Malgré des tarifs très élevés et encore à la hausse – de 6 à 7 millions de dollars US les 30 secondes, soit 10 fois plus que pour le match États-Unis–Angleterre lors de la Coupe du monde au Qatar – Fox Sports a fait le plein d’annonceurs.

L’année dernière, la chaîne NBC avait généré 578 millions US de revenus publicitaires pendant le match, soit 143,8 millions US de plus que pour le Super Bowl précédent, d’après des estimations de la société d’études Kantar.

« Le placement publicitaire coûte très cher, mais quel évènement vous offre 100 millions de personnes qui voient votre pub en même temps ? », souligne Derek Rucker, professeur de marketing à l’université Northwestern.

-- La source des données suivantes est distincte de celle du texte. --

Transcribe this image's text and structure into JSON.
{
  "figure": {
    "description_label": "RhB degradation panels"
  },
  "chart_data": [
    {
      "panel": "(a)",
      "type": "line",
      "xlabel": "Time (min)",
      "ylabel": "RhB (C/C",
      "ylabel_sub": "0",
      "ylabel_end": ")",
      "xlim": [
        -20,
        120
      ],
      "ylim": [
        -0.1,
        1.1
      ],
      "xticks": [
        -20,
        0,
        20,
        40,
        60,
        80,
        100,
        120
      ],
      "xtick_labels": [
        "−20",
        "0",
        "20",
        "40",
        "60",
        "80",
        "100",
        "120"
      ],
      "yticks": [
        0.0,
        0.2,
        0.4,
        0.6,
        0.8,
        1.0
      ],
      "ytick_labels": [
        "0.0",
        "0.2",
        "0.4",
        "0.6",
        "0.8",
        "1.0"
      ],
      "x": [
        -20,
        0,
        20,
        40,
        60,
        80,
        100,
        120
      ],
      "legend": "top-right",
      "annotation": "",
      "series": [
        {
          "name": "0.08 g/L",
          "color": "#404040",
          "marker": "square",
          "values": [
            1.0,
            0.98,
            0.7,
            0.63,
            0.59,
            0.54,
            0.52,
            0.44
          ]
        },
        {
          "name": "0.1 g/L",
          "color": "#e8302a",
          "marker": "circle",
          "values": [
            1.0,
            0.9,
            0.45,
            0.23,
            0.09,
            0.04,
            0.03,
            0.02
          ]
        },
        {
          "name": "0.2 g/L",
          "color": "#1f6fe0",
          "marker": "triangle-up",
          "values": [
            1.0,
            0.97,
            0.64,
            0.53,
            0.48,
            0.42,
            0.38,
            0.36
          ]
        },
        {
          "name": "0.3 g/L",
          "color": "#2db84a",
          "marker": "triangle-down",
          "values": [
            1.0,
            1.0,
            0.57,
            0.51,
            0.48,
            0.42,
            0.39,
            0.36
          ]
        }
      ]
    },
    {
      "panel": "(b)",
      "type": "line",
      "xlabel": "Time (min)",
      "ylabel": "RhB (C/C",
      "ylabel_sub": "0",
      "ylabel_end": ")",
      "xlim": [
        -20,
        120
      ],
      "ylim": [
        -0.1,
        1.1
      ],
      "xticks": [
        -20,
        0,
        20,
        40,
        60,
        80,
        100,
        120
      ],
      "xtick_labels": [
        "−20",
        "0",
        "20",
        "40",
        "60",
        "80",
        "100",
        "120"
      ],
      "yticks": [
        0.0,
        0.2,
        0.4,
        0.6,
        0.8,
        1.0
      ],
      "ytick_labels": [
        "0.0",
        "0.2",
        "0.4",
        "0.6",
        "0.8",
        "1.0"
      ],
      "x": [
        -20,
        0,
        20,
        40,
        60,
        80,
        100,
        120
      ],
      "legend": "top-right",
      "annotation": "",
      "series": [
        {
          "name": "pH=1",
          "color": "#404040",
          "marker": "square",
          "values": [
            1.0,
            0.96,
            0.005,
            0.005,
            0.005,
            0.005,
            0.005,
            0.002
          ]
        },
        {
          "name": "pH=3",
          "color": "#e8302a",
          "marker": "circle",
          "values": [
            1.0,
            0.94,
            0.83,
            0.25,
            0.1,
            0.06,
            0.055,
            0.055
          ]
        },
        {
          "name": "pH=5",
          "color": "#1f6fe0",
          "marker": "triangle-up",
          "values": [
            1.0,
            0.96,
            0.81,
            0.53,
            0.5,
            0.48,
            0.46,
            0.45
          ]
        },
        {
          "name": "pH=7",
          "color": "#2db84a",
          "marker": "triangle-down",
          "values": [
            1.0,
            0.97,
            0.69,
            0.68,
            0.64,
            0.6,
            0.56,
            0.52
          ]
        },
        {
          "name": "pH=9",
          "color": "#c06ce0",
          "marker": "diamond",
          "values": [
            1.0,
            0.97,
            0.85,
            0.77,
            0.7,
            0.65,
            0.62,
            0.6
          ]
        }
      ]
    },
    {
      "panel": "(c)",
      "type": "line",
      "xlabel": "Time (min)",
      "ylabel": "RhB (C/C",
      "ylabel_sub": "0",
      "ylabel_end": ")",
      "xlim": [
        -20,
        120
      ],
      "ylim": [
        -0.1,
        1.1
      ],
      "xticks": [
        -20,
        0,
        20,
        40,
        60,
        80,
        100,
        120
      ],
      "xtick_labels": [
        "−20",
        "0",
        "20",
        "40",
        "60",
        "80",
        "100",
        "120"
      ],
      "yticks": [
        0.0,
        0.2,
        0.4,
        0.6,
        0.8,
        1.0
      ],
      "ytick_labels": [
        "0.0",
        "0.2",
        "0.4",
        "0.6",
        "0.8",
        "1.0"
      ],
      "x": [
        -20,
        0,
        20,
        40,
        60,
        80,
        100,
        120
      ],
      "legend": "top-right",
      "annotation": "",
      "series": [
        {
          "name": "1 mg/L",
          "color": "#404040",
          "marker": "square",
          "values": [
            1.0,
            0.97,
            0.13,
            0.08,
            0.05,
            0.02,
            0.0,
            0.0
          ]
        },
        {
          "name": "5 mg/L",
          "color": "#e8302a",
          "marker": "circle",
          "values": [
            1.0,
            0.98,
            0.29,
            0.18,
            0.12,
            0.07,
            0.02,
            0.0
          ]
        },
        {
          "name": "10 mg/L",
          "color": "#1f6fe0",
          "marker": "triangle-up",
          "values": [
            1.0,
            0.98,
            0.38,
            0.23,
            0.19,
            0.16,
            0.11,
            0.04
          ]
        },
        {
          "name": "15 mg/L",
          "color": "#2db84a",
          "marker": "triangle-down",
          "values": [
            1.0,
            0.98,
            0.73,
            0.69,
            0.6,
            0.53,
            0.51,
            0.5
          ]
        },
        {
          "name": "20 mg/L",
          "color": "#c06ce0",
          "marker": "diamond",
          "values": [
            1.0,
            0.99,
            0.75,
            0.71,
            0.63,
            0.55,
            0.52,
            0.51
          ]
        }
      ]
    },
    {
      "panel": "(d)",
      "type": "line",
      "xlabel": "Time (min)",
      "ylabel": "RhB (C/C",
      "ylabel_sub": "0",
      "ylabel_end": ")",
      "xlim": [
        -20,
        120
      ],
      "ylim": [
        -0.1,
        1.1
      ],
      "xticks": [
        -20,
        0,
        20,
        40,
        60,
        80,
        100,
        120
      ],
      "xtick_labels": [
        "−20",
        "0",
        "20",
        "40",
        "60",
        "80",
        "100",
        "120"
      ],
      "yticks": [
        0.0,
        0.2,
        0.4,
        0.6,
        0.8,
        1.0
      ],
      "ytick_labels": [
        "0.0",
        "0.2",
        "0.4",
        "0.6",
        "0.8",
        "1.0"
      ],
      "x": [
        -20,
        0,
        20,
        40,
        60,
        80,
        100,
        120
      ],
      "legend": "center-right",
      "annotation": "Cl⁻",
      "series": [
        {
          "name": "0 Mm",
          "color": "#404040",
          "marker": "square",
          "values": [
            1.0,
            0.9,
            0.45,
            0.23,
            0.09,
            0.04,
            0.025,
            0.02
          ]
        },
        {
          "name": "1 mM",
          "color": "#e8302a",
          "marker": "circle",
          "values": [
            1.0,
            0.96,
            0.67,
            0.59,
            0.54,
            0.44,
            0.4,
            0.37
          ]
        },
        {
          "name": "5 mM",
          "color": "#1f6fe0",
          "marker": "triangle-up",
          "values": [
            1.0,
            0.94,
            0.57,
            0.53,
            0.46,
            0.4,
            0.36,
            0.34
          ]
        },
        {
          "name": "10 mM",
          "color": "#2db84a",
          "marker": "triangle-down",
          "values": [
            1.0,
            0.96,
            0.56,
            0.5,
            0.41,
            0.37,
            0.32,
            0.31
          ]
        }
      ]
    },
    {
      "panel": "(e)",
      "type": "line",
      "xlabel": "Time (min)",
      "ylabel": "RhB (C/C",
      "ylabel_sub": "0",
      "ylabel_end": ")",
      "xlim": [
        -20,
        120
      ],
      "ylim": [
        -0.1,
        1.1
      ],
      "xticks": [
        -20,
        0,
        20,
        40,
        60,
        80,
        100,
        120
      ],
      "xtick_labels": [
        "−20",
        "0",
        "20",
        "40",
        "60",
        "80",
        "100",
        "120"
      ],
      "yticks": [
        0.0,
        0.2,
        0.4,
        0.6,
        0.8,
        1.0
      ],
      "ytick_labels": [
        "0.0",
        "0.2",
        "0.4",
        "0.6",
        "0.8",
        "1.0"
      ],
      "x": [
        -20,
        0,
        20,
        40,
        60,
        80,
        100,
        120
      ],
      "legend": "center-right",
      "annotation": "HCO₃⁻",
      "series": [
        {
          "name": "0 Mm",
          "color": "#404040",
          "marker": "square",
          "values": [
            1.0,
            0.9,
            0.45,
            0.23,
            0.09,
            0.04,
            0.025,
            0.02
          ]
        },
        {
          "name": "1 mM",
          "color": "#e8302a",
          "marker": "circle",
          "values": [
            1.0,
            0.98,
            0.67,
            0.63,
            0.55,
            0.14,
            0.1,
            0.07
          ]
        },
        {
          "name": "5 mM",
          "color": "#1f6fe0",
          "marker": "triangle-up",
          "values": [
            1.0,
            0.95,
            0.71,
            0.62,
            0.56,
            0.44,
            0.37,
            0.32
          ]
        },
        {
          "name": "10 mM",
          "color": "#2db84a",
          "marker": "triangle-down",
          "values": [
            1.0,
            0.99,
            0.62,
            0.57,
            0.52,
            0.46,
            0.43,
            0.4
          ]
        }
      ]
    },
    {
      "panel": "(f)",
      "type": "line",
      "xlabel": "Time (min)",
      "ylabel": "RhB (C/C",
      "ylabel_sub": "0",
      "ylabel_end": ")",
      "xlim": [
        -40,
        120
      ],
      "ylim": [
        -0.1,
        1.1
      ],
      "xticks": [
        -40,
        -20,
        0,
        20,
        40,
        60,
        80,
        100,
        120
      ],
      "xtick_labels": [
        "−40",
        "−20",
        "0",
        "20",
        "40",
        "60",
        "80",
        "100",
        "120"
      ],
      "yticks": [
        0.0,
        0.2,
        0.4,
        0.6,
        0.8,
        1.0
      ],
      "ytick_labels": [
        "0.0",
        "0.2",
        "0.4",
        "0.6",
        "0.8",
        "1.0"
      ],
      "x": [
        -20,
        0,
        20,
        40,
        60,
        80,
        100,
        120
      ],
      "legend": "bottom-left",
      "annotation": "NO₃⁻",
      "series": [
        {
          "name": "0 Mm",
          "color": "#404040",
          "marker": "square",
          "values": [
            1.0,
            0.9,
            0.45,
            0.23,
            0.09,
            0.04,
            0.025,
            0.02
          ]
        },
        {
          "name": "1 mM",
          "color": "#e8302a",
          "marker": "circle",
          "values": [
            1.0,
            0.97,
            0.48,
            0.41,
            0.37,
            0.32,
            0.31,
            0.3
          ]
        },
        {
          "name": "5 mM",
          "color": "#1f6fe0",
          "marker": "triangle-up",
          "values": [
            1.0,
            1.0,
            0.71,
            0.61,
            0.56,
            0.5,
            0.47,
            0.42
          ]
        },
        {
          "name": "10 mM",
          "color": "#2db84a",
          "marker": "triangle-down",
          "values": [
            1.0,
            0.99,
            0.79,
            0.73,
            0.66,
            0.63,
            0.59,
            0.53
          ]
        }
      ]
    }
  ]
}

« Non seulement vous avez le nombre, mais en plus, il s’agit de consommateurs qui regardent activement les publicités et qui en parlent » avant et après le Super Bowl, ajoute-t-il.

Pas de polémique

La finale entre les Chiefs de Kansas City et les Eagles de Philadelphie sera encore un évènement incontournable dimanche pour beaucoup de foyers américains, prétexte à des retrouvailles entre amis et en famille, tant pour le match que pour son spectacle de la mi-temps – assuré cette année par la superstar planétaire Rihanna – et ses publicités.

Certaines ont marqué leur époque, comme celle réalisée par Ridley Scott pour Apple il y a 39 ans, pour ériger le nouveau Macintosh en anti-« Big Brother » du 1984 de George Orwell.

Pour une marque, « être au Super Bowl, ça va bien au-delà du Super Bowl », résume Derek Rucker.

Ainsi, le confiseur M&M’s, pris dans un nouvel épisode des batailles culturelles américaines, est attendu au tournant.

Le 24 janvier, il a annoncé mettre en « pause » ses fameux personnages-bonbons de toutes les couleurs, en réponse aux nouvelles attaques d’une partie de la droite conservatrice qui juge les nouveaux venus politisés et « woke », notamment le violet, symbole de soutien à la communauté LGBTQ+.  

Mais ce recul a aussi été interprété comme une manière de mieux introduire la nouvelle égérie de la marque, l’humoriste Maya Rudolph, pour la pub du Super Bowl.

PHOTO CHRIS PIZZELLO, ARCHIVES INVISION, FOURNIE PAR ASSOCIATED PRESS

Maya Rudolph

D’après Andrew Frank, analyste au cabinet Gartner, il ne faut cependant rien attendre de fracassant, les marques cherchant plutôt des « messages légers » que sulfureux sur les thèmes de l’inclusion et de la diversité, dans un contexte de clivage très fort entre démocrates et républicains.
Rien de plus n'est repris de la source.